I have these two large pictures for sale at Gallery Heinzel’s upcoming Winter Show. Opens on the 9th Nov and runs until March 2020.
Three Views of The Bass Rock
The above painting has been over a year in the making. It glows and looks great in this frame with non-reflect art glass. The tiniest touch of gold leaf adds a very subtle beam and sparkle to each of the lighthouses. I’d liked to have kept this one for myself, but needs must!
Non-reflective glass allows more light and colour to bounce back from the picture rather than off the glass. This also means there’s no annoying reflections that prevent you seeing the picture properly. It’s very expensive but well worth the money and I’ll be using it more from now on.
This Harvest Moon etching is the 3rd variation I’ve made from a single copper plate. This edition is the result of a seemingly never-ending series of painful and time consuming trials with various ink colours (each pigment having its own peculiarities which can make or break a picture). I’m finally happy with this combination. Fellow printmakers have asked how I got the blackest ink and palest orange together without a gap or mixing the two. The simple answer is with great difficulty, as both colours are wiped onto (and off) the plate together for a single pressing. For every successful print two others went in the bin. This is by far the most difficult print I’ve ever made!
This is number 9/20 and is framed and available at the gallery, but there are more unframed copies available. I also have some Super Moons and only a very few Blue Moons left for sale. Contact Gallery Heinzel or myself directly if interested.
The show opens with a preview between 11-2pm at Gallery Heinzel this coming Saturday.
Only 2 weeks to go until my solo exhibition at Fire Station Creative. Here are some words and pictures to help shed some light on what will be hanging on the walls there. The preview will be held between 7.30-10pm on Friday 6th November and the show runs until Sunday 22 November. I hope to see there.

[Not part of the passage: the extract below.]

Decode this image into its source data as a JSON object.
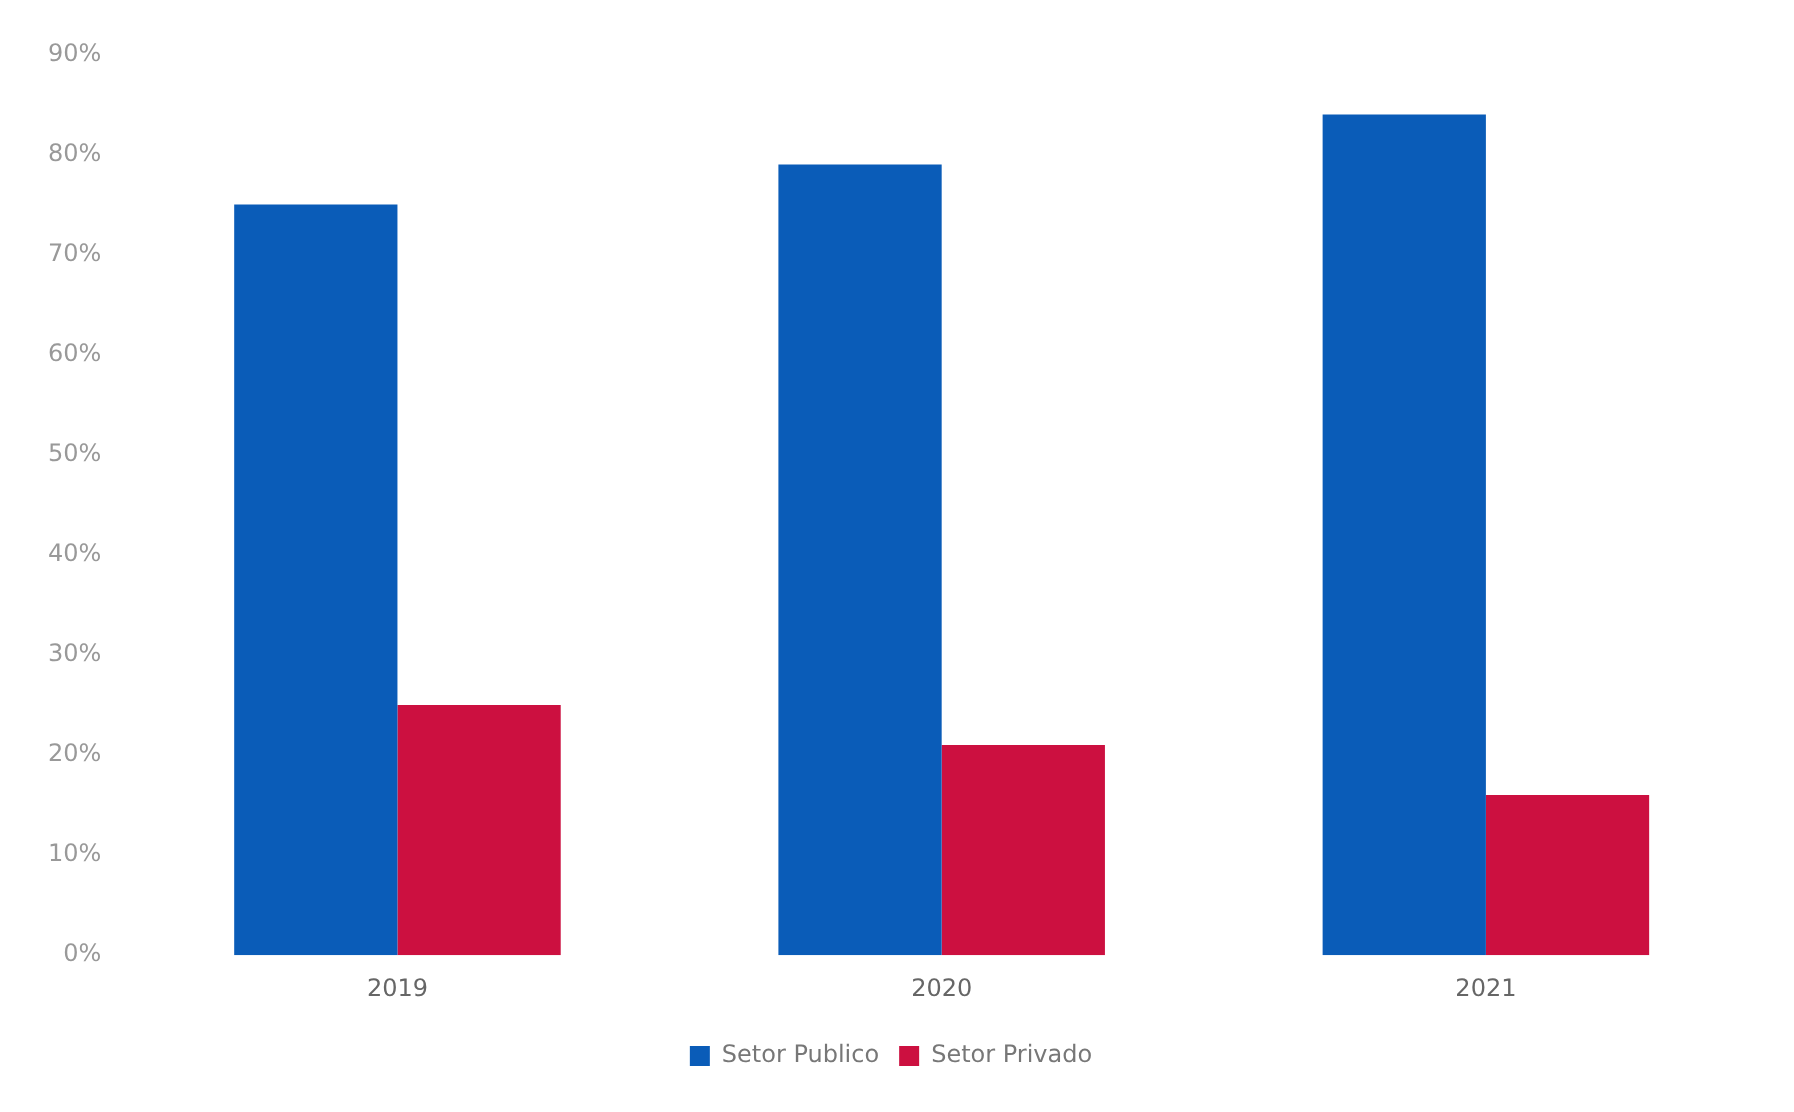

I grew up in Arbroath, so have always been drawn to the sea. Each night, like clockwork, the Bell Rock, the Isle of May and the Fife Ness lights would intermittently flash their beams out across the cold, dark sea miles and I would watch – mesmerised at my bedroom window. I’d follow the fishing boats as they puttered out into the firth from the harbour, eventually becoming little more than red and green dots that slowly edged beyond the moonlit horizon. The twinkling orange lamps of St Andrews and Kingsbarns would beckon to me from far away across the Firth of Tay and illuminate my dreams. Those mysterious, exotic lights across the sea have continued to tantalise and inspire me and I have always wanted to capture something of that magic and atmosphere in pictorial form. So my campervan travels around Scotland’s coast this year have provided me with a wealth of inspiration for new paintings and etchings; I feel I have barely begun to scratch the surface with the work for this exhibition.
I quickly discovered that it wasn’t so much the lights themselves that were interesting me pictorially, but their situations within the surrounding landscape and the wild spaces between them. Lighthouses proved to be a wonderful general theme for the trip and also a great focal point for some of the paintings, but the ‘interesting’ Scottish weather and the colours and atmosphere of each location probably became the more important feature of the work.
I was very fortunate to be awarded a grant by Fife Contemporary Arts and Crafts to help fund my travels, which took me from The Mull of Galloway at the south western tip of Scotland to Stromness in Orkney. I have yet to reach Muckle Flugga, Scotland’s most northernly lighthouse, but I will get there one of these days!